Cela part d'un bon sentiment comme pour les autres profils. L'objectif est de bien faire, de mieux faire, toujours mieux faire, mais il faut se poser la question du sens et de l'efficacité. Est-ce que cela a du sens d'être au chevet d'une personne malade en passant son temps à pianoter sur son téléphone intelligent? Est-ce que cela a du sens d'être auprès de ses enfants en rédigeant des courriels? Cette «présence absente» peut donner le sentiment d'une grande indifférence, voire d'un mépris pour ses proches.

Et, a contrario, est-ce efficace de travailler en restant au téléphone avec un enfant? Au contraire, c'est souvent interprété comme le signal d'un moindre engagement dans le travail.

Le droit à la déconnexion: une punition ou une chance?

Nous avons donc 4 profils d'hyperconnectés, avec 4 moteurs distincts mais qui se rejoignent souvent. Ainsi, on s'estime indispensable (MOI) mais on a aussi besoin des autres (LES AUTRES).
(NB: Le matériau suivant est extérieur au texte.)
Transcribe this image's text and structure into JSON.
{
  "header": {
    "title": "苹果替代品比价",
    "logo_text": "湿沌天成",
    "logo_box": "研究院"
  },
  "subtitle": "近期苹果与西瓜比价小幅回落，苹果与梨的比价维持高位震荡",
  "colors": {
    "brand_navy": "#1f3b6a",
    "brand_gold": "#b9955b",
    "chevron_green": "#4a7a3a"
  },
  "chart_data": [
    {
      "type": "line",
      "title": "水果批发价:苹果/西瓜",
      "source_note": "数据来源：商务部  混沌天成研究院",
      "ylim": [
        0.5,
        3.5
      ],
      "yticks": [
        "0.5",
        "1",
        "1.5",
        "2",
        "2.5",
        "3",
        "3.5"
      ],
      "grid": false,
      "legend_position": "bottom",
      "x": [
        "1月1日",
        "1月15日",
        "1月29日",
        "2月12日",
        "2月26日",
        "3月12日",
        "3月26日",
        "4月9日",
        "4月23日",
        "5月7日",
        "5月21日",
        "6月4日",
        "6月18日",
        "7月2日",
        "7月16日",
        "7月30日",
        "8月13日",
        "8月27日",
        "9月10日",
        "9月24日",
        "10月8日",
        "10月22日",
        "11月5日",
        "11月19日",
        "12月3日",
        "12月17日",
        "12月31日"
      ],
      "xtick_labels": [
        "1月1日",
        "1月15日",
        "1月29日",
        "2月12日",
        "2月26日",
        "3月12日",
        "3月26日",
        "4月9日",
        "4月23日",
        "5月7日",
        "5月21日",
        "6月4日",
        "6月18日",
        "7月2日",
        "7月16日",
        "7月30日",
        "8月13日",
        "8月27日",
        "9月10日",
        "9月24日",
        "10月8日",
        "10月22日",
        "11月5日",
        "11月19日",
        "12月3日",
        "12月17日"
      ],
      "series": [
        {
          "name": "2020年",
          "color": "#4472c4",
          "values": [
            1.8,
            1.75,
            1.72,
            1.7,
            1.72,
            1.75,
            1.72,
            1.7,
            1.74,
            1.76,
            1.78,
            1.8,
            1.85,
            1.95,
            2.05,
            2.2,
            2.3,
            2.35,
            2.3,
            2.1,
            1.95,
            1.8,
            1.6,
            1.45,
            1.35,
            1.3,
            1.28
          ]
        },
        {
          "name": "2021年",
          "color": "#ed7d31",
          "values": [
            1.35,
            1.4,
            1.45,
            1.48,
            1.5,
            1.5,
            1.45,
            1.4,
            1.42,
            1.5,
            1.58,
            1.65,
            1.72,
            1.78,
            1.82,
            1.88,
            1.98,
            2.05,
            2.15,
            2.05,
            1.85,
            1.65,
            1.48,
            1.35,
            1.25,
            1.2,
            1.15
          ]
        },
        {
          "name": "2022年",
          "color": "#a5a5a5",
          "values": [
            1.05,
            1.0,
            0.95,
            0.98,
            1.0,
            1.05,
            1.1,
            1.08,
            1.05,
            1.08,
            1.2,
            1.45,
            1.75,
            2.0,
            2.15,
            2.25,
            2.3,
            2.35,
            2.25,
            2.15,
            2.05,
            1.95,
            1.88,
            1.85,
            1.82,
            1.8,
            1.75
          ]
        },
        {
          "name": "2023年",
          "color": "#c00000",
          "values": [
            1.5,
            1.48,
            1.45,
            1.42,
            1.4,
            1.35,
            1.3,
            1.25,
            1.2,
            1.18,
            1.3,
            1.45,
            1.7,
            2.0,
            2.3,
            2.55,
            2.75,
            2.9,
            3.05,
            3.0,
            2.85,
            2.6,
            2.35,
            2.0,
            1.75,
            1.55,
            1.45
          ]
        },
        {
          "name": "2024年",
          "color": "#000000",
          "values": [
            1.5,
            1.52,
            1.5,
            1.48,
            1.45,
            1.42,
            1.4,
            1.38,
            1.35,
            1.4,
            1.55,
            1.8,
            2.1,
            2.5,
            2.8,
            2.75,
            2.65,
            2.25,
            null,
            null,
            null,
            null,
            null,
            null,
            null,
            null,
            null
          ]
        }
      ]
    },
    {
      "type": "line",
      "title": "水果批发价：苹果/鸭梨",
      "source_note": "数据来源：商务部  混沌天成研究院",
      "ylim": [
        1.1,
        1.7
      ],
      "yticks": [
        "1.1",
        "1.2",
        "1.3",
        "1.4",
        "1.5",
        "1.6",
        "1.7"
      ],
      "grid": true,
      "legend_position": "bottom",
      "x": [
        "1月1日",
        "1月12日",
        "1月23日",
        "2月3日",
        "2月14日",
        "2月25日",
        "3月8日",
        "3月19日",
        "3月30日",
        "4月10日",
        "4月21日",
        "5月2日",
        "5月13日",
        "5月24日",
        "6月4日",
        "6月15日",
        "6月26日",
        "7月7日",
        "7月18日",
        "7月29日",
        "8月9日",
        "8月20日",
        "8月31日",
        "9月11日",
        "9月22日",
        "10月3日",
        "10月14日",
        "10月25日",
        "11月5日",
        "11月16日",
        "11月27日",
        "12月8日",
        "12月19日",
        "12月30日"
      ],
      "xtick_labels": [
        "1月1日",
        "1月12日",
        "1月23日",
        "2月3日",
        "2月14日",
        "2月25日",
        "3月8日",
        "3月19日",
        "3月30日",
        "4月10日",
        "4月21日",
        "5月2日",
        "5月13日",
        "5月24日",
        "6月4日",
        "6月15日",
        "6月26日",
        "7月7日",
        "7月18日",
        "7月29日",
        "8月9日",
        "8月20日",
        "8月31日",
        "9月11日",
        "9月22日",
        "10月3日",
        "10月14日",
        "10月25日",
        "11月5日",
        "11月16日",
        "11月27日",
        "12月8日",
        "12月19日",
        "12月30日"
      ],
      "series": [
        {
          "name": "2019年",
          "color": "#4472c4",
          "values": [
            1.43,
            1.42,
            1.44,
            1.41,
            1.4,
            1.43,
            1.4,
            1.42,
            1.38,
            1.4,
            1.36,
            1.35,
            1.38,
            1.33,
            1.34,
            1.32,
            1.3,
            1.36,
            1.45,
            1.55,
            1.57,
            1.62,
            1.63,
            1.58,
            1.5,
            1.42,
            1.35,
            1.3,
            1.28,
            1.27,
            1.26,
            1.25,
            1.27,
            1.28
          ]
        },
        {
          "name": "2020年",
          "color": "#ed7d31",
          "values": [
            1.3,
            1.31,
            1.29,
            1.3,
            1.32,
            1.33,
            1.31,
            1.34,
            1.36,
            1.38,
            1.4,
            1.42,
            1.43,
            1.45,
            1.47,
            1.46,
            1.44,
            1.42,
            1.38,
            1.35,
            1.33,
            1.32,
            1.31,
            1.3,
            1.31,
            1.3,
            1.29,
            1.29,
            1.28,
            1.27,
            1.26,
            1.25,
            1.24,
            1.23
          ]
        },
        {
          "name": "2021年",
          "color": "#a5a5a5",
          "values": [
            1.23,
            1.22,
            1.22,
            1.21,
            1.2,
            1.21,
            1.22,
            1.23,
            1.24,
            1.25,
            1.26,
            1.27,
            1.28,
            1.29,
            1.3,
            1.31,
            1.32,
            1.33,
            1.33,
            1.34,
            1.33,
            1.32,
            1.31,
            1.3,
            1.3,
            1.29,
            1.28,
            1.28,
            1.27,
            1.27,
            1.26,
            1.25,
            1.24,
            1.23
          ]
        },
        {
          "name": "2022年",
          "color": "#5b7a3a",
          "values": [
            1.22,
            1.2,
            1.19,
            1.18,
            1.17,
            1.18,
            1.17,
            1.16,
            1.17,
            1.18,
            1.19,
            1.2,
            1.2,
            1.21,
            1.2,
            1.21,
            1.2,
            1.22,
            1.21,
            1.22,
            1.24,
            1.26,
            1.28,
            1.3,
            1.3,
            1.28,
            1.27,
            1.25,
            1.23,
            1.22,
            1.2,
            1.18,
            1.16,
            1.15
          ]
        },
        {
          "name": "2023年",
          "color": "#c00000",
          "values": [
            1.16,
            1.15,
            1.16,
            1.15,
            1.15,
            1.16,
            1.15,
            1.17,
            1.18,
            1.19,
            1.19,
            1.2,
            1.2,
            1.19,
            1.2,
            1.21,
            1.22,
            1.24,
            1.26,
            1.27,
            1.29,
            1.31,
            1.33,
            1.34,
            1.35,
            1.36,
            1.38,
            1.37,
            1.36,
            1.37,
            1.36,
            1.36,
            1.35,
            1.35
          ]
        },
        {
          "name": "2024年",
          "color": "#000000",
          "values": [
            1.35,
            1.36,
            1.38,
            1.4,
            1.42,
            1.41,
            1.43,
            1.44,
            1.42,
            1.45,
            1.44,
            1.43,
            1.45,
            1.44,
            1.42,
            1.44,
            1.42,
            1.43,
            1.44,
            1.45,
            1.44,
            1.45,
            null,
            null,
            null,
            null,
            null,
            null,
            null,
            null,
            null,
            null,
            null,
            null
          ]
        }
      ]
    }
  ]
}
On aime que ça avance et que le travail soit efficace (TEMPOREL), mais on ne peut pas rester toujours enfermé dans son bureau dans son usine (SPATIAL).

Pour les hyperconnectés, c'est avec cette réflexion sur soi qu'il faut aborder le droit à la déconnexion qu'on nous propose. Cette rupture sera difficile pour beaucoup d'entre eux, et pas du tout naturelle quoi qu'on en dise. Je propose de se poser la question du «pourquoi nous aimons rester connectés» avec notre vie professionnelle pour que la déconnexion ne soit pas une punition.

L'idée est de préserver le lien avec son travail si c'est une source de satisfaction et d'efficacité, mais sans que ça devienne une chaîne, ou une addiction. Et surtout en respectant tous ceux, collaborateurs ou collègues qui vivent l'hyperconnexion comme une ingérence insupportable. A ces conditions, la déconnexion peut être une chance pour les hyperconnectés.